Based on the gene location of the parents, circRNAs can be classified as intragenic and intergenic circRNAs. Each ecircRNA, EIcircRNA, and ciRNA molecule is derived from the splicing of different exons and/or introns within the same parent gene, so they are all considered intragenic circRNAs. Meanwhile, circRNA from the genome interval between different genes is called the intergenic circRNA.
3 Properties of circRNA
CircRNAs are produced by special alternative splicing and largely exist in the cytoplasm of eukaryotic cells (2), although a small number of intron-derived circRNAs are found within the nucleus (16). Besides, circRNAs have solid specificity of cell, tissue, and development (17, 18). They are also widely found in human cells. In fact, more than 10% of the genes can produce circRNAs through reverse splicing and other pathways. The circRNA of some genes accumulates in the cells, whose number far exceeds that of linear mRNAs corresponding to the gene, and sometimes even up to ten times that of their linear isomers (19, 20). Furthermore, unlike the traditional linear RNA with 5′ and 3′ ends, the circRNA molecule has a covalently closed loop structure without a 5′- terminal cap and a 3′- terminal poly (A) tail; thus, it is not easily degraded by exonuclease RNase R and is more stable than linear RNA (19, 21, 22). Besides, many circRNAs are evolutionarily conserved among different species (19, 20). Jeck et al. (9) discovered that 457 of 2121 murine circles that readily mapped from human genomes could produce murine circular RNA, at a rate of 22%. The homology of mouse and human circRNAs varies from less than 5% to nearly 30% (23), whereas that of pig and mouse circRNAs varies from less than 15% to nearly 20% (24), and that of mouse and rat circRNAs varies ≥23% (25). In addition, some circRNAs exhibit rapid evolutionary changes (5, 16). Most circRNAs are derived from exons, and a small portion is formed by the direct circularisation of introns. Moreover, circRNA molecules are rich in miRNA response elements (MREs), which can act as miRNA sponges and competitive endogenous RNA (ceRNA) binding to miRNA. In this way, circRNAs can relieve the inhibition of miRNA on its target genes and up-regulate the expression level of target genes (14). Most circRNAs are non-coding RNAs (20). Jeck et al. (19) confirmed that there are more than 25 000 different RNAs in human fibroblasts that could produce circRNA. In addition, the same gene can produce different circRNAs through variable cyclization (16, 20); thus, circRNAs from the same gene source are diverse and enrich the species of circRNA. Other features of circRNAs remain to be elucidated. Compared with traditional linear RNA, circRNA has more quantity, higher stability and more MRE. It has great advantages in research, making it more likely to be used in the mechanism exploration and treatment of gastrointestinal tumors.

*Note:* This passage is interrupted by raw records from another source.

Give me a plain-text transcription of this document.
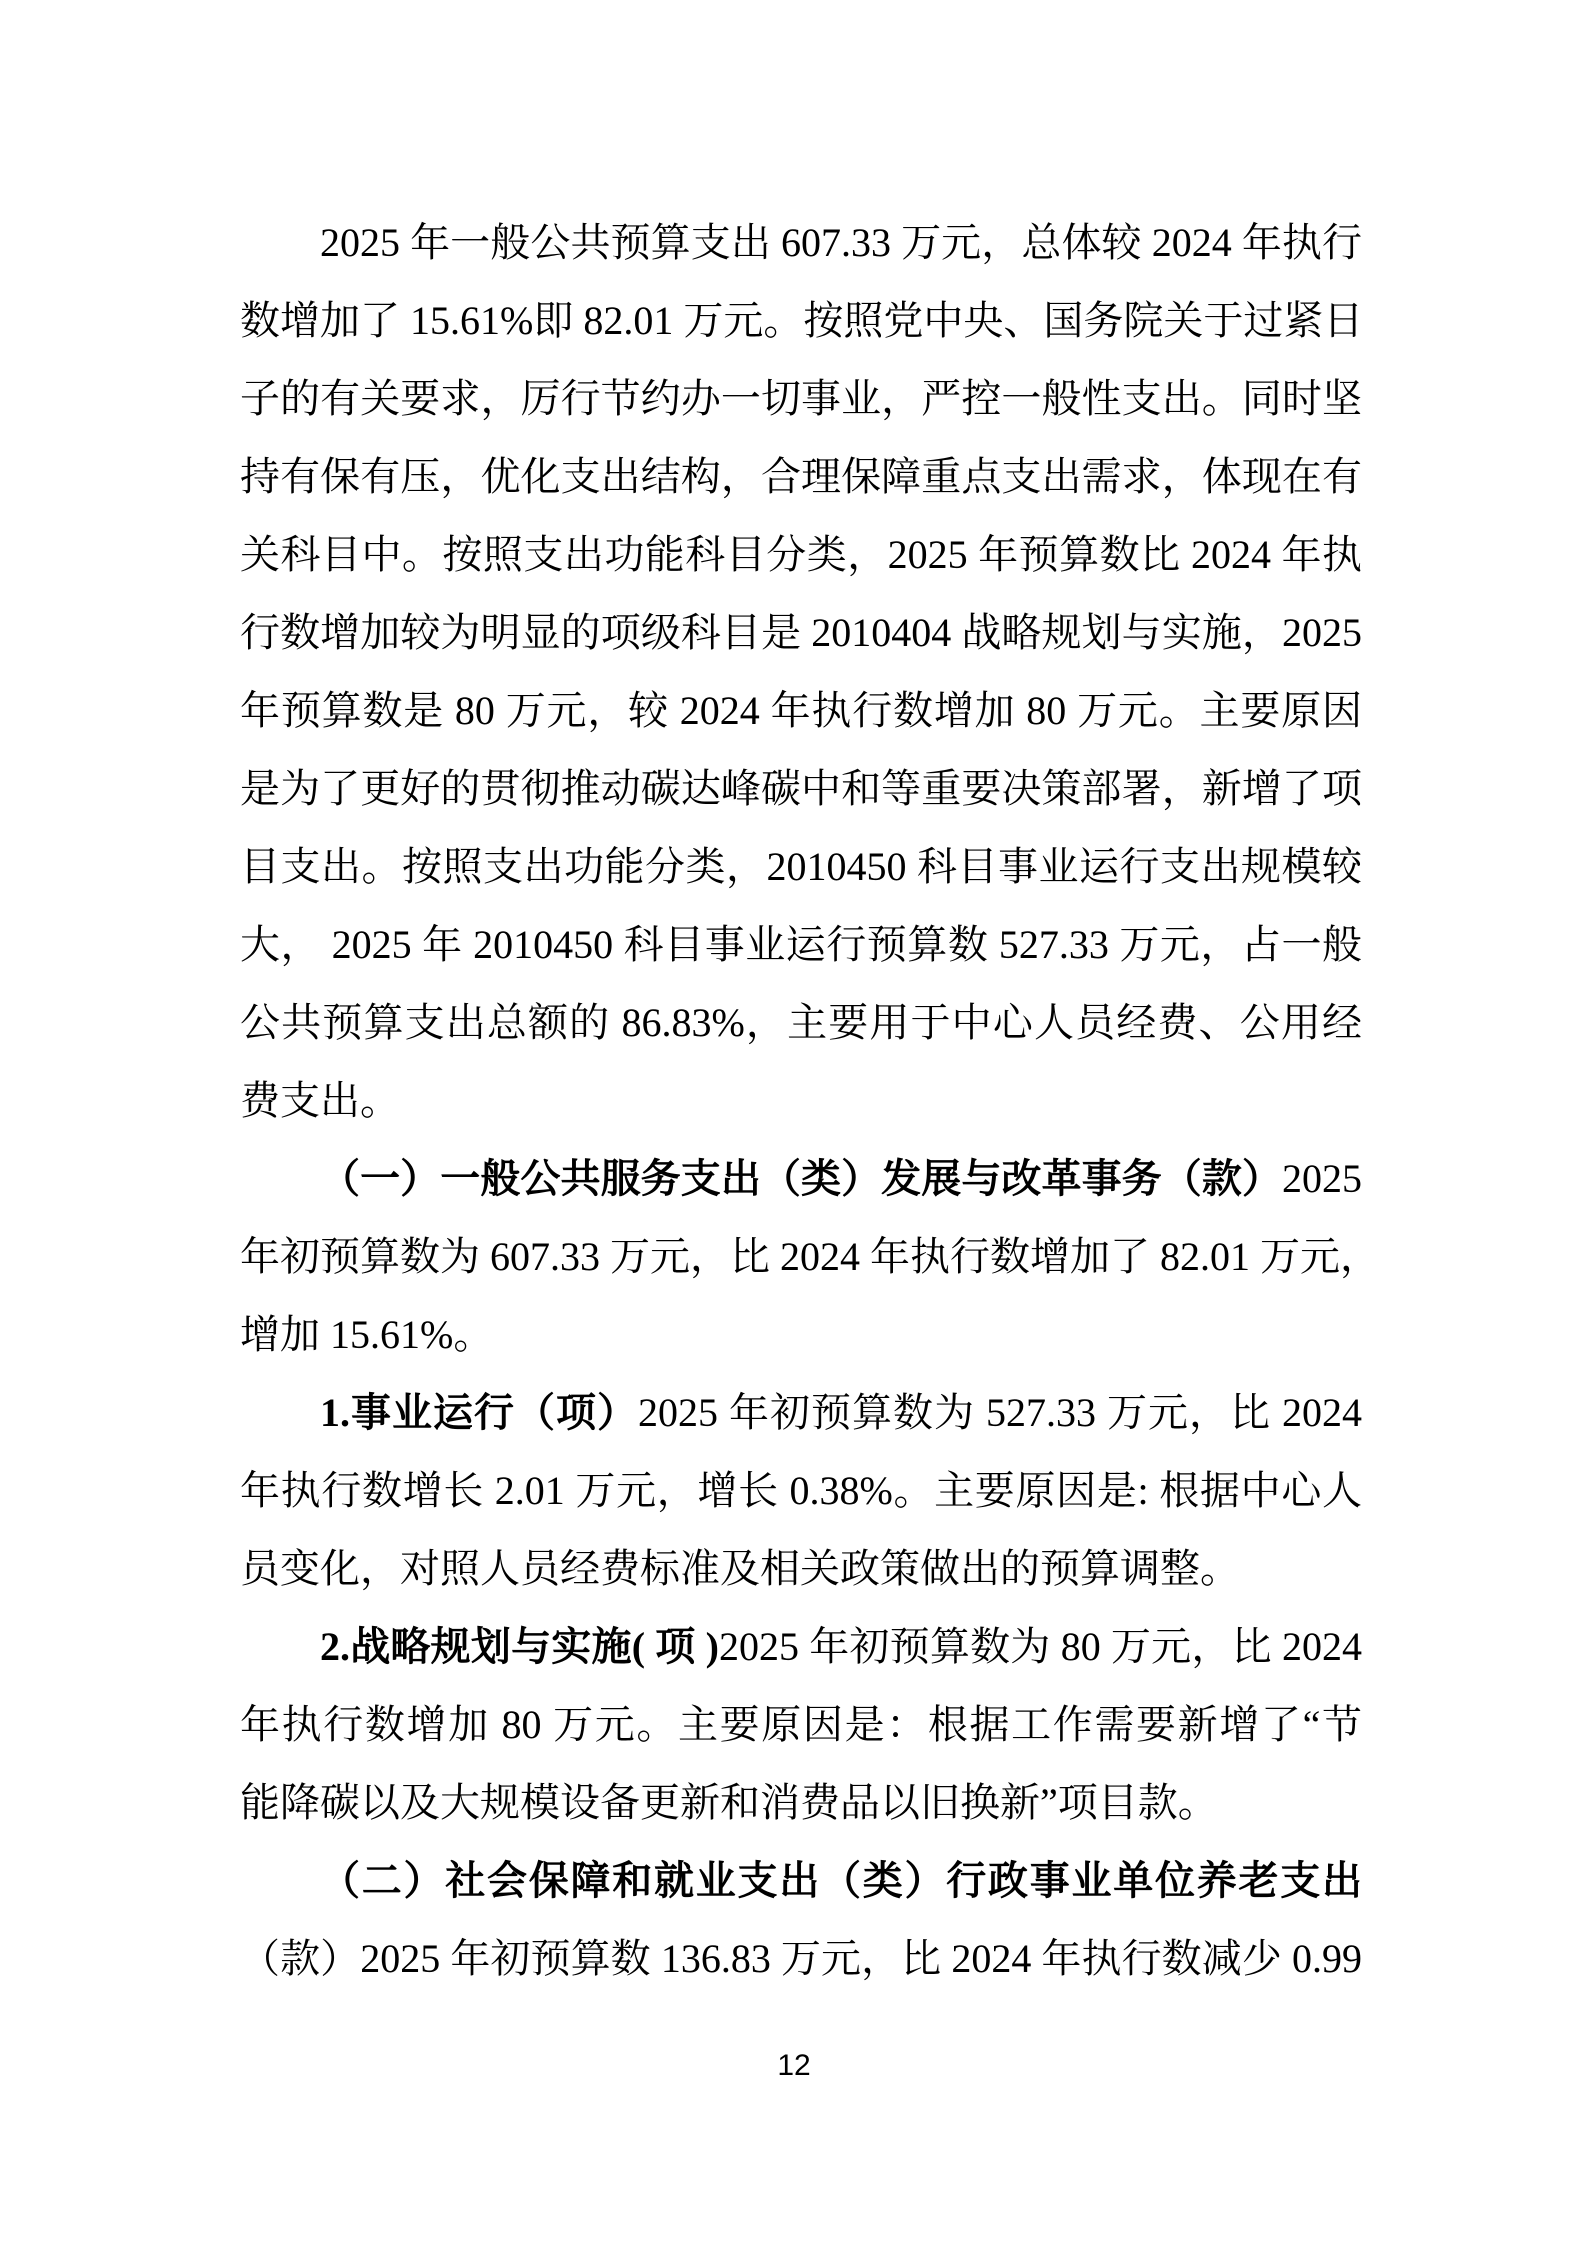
2025 年一般公共预算支出 607.33 万元，总体较 2024 年执行
数增加了 15.61%即 82.01 万元。按照党中央、国务院关于过紧日
子的有关要求，厉行节约办一切事业，严控一般性支出。同时坚
持有保有压，优化支出结构，合理保障重点支出需求，体现在有
关科目中。按照支出功能科目分类，2025 年预算数比 2024 年执
行数增加较为明显的项级科目是 2010404 战略规划与实施，2025
年预算数是 80 万元，较 2024 年执行数增加 80 万元。主要原因
是为了更好的贯彻推动碳达峰碳中和等重要决策部署，新增了项
目支出。按照支出功能分类，2010450 科目事业运行支出规模较
大， 2025 年 2010450 科目事业运行预算数 527.33 万元，占一般
公共预算支出总额的 86.83%，主要用于中心人员经费、公用经
费支出。
（一）一般公共服务支出（类）发展与改革事务（款）2025
年初预算数为 607.33 万元，比 2024 年执行数增加了 82.01 万元，
增加 15.61%。
1.事业运行（项）2025 年初预算数为 527.33 万元，比 2024
年执行数增长 2.01 万元，增长 0.38%。主要原因是: 根据中心人
员变化，对照人员经费标准及相关政策做出的预算调整。
2.战略规划与实施( 项 )2025 年初预算数为 80 万元，比 2024
年执行数增加 80 万元。主要原因是：根据工作需要新增了“节
能降碳以及大规模设备更新和消费品以旧换新”项目款。
（二）社会保障和就业支出（类）行政事业单位养老支出
（款）2025 年初预算数 136.83 万元，比 2024 年执行数减少 0.99
12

4 circRNA and Tumor Immunity
Studies have shown that circRNA is differentially expressed in cancer compared with normal tissues, which suggests that they serve a specific function in these cells (19). And exo-circRNA may distinguish patients with cancer from healthy controls, which illustrates its significant translational potential as a circulating biomarker for cancer diagnosis (26). These indirectly prove the role of circRNA in tumor development, and tumor immunity is an important factor determining the direction of tumor development. Therefore, the relationship between circRNA and tumor immunity is worth exploring.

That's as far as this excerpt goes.